The comment came after he asked me about my trip in Australia and before his opinionated yet well- informed scrutiny of American economic and political policy. All during my hesitation as to whether this middle aged man, clad in a tweedy brown suit and matching fedora, was creepily making a move or simply just being friendly. (My guard sprung in full force when he asked me my travel plans; I casually mentioned Melbourne and he readily offered that he was considering getting a plane ticket there too.) I was raised in America and my parents were overprotective- a simple, valid reasoning behind my never resting sketch alert. 

But his comment struck me. 

Save my childhood fantasies of becoming an author (sidelined by my intention of becoming a famous stage actress), I never considered writing as my future path. It was in College Writing, a freshman year, entry level course, that my passion became apparent. The challenge to place written words behind a mental voice entranced me. Relieved, I moved past my quarter life crisis and had finally discovered a plan for my future.

I am an observer, a characteristic I get from my mother.
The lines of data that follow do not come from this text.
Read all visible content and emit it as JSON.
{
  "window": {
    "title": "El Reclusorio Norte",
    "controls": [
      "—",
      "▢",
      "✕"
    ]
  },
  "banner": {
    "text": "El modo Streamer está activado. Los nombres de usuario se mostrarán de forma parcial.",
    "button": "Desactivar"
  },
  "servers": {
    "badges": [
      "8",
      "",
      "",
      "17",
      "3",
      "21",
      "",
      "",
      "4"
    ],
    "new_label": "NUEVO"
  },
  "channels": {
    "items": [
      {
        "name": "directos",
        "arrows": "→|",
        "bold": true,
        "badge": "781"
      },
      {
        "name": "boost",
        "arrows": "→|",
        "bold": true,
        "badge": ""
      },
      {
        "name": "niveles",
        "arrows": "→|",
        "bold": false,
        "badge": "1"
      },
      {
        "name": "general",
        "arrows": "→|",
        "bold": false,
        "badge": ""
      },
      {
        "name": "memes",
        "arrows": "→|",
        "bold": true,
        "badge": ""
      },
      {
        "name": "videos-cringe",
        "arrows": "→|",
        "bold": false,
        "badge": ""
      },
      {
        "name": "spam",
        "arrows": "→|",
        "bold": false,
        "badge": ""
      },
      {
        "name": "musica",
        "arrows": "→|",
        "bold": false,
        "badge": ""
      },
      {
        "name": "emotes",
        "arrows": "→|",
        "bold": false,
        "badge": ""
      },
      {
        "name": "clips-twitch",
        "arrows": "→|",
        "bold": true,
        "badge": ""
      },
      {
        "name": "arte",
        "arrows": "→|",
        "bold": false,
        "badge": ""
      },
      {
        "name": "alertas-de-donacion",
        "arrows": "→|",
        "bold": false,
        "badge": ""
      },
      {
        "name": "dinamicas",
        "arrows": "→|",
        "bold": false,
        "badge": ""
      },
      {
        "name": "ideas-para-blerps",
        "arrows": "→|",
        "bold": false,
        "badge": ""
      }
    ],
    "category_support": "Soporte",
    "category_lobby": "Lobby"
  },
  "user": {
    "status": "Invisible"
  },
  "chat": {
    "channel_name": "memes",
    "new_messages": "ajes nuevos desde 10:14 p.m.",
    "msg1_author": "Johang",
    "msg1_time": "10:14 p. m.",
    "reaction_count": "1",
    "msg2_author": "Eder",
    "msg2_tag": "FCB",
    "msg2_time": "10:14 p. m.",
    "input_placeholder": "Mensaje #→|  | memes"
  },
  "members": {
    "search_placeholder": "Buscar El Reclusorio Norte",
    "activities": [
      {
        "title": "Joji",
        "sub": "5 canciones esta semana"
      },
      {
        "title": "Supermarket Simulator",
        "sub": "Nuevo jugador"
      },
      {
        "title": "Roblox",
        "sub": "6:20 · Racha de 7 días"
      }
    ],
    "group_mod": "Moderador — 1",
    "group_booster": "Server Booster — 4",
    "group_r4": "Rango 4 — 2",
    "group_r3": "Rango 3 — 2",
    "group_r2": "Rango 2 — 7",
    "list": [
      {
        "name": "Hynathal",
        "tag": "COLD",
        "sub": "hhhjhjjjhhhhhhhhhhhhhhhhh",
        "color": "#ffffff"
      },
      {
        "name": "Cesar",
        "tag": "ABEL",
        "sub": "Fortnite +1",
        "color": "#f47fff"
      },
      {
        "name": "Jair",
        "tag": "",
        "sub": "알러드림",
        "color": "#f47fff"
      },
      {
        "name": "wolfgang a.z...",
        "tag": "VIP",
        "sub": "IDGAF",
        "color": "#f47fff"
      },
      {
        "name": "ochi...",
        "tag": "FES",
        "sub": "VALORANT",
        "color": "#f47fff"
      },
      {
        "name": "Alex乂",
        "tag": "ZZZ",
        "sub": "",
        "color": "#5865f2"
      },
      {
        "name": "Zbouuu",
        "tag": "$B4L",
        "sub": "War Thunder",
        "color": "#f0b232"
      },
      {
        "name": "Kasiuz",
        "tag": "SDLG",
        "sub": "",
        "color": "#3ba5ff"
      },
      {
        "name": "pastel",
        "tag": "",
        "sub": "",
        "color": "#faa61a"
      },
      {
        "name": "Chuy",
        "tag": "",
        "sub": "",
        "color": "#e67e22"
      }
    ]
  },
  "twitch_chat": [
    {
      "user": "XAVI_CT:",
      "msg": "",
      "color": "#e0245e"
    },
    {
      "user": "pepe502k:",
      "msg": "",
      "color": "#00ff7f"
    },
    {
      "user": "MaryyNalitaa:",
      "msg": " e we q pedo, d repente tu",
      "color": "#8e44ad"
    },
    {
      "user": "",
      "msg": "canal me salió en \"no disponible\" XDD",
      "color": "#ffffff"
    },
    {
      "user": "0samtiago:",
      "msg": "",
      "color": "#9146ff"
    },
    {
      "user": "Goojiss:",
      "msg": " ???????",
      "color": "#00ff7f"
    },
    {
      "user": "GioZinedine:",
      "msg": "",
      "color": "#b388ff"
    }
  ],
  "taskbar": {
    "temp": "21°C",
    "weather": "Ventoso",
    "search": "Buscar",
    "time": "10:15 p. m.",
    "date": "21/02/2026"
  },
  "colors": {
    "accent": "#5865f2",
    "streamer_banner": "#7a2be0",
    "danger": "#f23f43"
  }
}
As a child, I accompanied my mother on picnic lunches on mall benches. We’d sit for hours, commenting on the oddities as we watched the flow of human traffic pass by. I do the same nowadays, although usually on my own and without too harsh a thought on the peculiarities in front of me. I just simply enjoy observing.

I love photography and I’m aware of how it influences the manner in which I focus on the canvas of life. But I don’t believe in confined borders, which is where photography, for me, poses a limit. 

The Egyptian/ Australian (how fantastic of a mix!) man’s comment undid the latch on the thoughts couped up within the jumbled drawers of my mind. It’s my stream of observations constantly seeping through the waves of the brain that are in search of a place to go. I’ve realized pen to paper, keyboard to screen, is the solution to applying my analysis of the trickier thoughts of my day to day life, my existence on the planet and the bigger picture of the world.  

I was reading through a friend’s blog last night. She had some fascinating thoughts regarding her abroad experiences, a combination of an account of her journeys and a reflection of her experiences. She too uses her writing to give voice to the complicated feelings. It dawned on me that every one of us possesses the power to write, to document the inner workings of our racing minds. We are all observers of the world around us. We all question the greater meaning of the life we live. 

Maybe he was creepy. Maybe he just wanted to voice his thoughts. Regardless, my Egyptian/ Australian man articulated words well beyond my years. Quite an interesting twist to my Hyde Park lunch experience.